Itulah isi email Aston Utan kepada saya pada 3 Maret 2014
lalu. Tentu saja, sebagai sesama klan pria brewok, saya tidak mungkin menolak
ajakan Aston, apalagi ajakan ngopi. Justru saya merasa tersanjung bisa menjadi
satu dari sedikit blogger yang bisa mengintip tempat baru ini.
Entah mengapa, pada awal masuk saya merasa atmosfer Common
Grounds tidak seperti coffee shop Indonesia. Tidak lama kemudian saya mendapat
jawabannya: interior coffee shop ini sengaja dibuat menyerupai stasiun subway,
sesuatu yang belum ada di Indonesia.
Aston berkata bahwa ia memang sengaja membuat sebuah
coffee shop yang lebih bernuansa barat. Tampaknya, semakin dewasa level
kompromi Aston dalam hal idealisme semakin berkurang, ini merupakan kabar baik,
paling tidak buat saya.
Di setiap kunjungan pertama ke sebuah coffee shop,
espresso akan selalu menjadi kopi pertama yang saya pesan, meski belakangan
saya semakin mengapresiasi kopi manual brew. Bagi saya, peran espresso
sama halnya dengan Pizza Margherita di restoran Italia. Inilah menu paling
sederhana yang menjadi dasar bagi hampir semua menu lain. Seperti kata pepatah,
“the most simple thing is the hardest to cheat”.

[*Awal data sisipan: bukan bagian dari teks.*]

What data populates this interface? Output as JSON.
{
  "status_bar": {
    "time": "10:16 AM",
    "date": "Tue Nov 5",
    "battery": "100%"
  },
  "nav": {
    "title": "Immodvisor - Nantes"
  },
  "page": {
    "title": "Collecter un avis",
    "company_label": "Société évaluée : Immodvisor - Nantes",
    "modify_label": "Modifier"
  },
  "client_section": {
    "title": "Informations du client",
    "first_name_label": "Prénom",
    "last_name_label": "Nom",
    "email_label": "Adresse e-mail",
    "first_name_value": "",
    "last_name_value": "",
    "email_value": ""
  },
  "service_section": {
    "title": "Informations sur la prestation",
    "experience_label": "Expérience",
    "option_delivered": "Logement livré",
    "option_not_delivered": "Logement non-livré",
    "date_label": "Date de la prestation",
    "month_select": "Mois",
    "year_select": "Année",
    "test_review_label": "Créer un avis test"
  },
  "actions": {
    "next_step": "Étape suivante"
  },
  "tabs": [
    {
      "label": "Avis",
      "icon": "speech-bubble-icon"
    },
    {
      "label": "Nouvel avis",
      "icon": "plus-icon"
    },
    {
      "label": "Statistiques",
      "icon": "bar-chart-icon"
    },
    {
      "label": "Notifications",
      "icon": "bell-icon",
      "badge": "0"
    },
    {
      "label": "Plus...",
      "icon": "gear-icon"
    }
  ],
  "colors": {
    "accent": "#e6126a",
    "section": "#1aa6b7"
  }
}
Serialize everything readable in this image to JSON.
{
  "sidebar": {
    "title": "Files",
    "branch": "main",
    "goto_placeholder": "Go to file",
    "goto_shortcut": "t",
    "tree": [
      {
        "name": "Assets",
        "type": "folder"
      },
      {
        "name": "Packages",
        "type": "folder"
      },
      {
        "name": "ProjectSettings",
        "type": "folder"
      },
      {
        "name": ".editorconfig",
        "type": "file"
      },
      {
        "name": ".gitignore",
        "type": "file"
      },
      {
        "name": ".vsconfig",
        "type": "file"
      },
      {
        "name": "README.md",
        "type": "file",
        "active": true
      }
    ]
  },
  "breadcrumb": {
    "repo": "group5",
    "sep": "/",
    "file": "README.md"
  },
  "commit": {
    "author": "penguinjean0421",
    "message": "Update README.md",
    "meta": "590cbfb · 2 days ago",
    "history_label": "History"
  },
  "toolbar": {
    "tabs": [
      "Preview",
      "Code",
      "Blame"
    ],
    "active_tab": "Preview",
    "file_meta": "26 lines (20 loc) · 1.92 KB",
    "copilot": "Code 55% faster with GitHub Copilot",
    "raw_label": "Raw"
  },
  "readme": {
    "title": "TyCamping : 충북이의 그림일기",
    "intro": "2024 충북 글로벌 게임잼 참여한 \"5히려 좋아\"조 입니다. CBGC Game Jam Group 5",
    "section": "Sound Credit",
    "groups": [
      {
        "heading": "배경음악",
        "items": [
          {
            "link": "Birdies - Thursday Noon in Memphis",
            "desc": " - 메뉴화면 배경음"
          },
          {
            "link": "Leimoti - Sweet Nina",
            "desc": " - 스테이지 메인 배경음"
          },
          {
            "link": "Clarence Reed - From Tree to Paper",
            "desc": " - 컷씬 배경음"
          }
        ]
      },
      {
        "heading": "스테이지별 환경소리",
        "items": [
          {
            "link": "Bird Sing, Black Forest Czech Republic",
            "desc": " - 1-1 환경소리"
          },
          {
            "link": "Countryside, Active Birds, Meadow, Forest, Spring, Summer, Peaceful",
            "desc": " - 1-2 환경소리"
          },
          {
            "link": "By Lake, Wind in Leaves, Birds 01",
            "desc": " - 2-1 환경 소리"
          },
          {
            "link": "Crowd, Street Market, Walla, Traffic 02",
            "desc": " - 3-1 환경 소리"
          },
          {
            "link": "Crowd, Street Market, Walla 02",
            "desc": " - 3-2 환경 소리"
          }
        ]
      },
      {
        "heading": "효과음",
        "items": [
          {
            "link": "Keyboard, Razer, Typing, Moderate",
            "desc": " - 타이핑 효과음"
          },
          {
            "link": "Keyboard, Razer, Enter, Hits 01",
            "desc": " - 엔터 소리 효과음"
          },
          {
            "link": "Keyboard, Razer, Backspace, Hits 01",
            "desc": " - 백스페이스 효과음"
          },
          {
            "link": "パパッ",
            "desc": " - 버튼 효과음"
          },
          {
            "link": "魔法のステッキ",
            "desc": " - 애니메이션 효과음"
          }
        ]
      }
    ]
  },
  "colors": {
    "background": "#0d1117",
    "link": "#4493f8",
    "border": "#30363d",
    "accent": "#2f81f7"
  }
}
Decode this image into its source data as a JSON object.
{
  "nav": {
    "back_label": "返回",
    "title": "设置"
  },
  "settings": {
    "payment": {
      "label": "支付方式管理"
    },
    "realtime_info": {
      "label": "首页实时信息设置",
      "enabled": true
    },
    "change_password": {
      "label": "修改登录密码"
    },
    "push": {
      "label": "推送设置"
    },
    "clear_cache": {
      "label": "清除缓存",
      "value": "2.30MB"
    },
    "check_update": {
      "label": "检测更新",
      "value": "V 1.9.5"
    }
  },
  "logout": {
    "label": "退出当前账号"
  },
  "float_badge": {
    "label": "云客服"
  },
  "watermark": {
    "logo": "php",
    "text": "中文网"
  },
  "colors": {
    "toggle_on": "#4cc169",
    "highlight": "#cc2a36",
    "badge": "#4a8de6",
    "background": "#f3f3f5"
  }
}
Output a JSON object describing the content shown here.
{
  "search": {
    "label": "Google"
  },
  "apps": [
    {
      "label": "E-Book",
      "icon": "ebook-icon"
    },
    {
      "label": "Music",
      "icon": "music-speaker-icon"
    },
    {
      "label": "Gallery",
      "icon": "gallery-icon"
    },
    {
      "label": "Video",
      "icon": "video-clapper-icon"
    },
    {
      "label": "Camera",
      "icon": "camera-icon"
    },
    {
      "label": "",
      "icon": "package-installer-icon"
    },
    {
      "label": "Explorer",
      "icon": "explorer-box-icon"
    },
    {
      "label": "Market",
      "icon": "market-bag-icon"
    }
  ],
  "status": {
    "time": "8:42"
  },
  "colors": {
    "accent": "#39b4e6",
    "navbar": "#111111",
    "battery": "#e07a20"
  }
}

Aston membuatkan sendiri espresso menggunakan biji kopi
house blend yang terdiri dari Ethiopia Yirgacheffe, Aceh, dan Toraja untuk saya
melalui mesin kopi Slayernya. Mungkin saya tidak mengerti banyak mengenai mesin
kopi, namun saya sudah terbiasa dengan krema tebal yang menjadi ciri khas
Slayer. Maklum, dulu saya sering ngopi di Tanamera Coffee, yang juga
menggunakan Slayer, karena letak kantor lama saya persis di sebelahnya. Akibatnya,
sekarang saya malah sering mengeluh jika krema pada espresso saya kurang tebal.
The
Espresso Tasting
Kesan pertama saya adalah, house blend ini memiliki
rasa yang lebih acid, bright dan fruity jika dibandingkan dengan house blend
Pandava atau pun house blend coffee shop lain. Mungkin ini merupakan bentuk
lain dari idealisme Aston soal rasa, karena seperti yang kita ketahui, orang
Indonesia kebanyakan lebih menyukai kopi dengan rasa manis dan pahit. Sekali
lagi, ini merupakan kabar baik bagi saya
yang menyukai kopi dengan acidity tinggi.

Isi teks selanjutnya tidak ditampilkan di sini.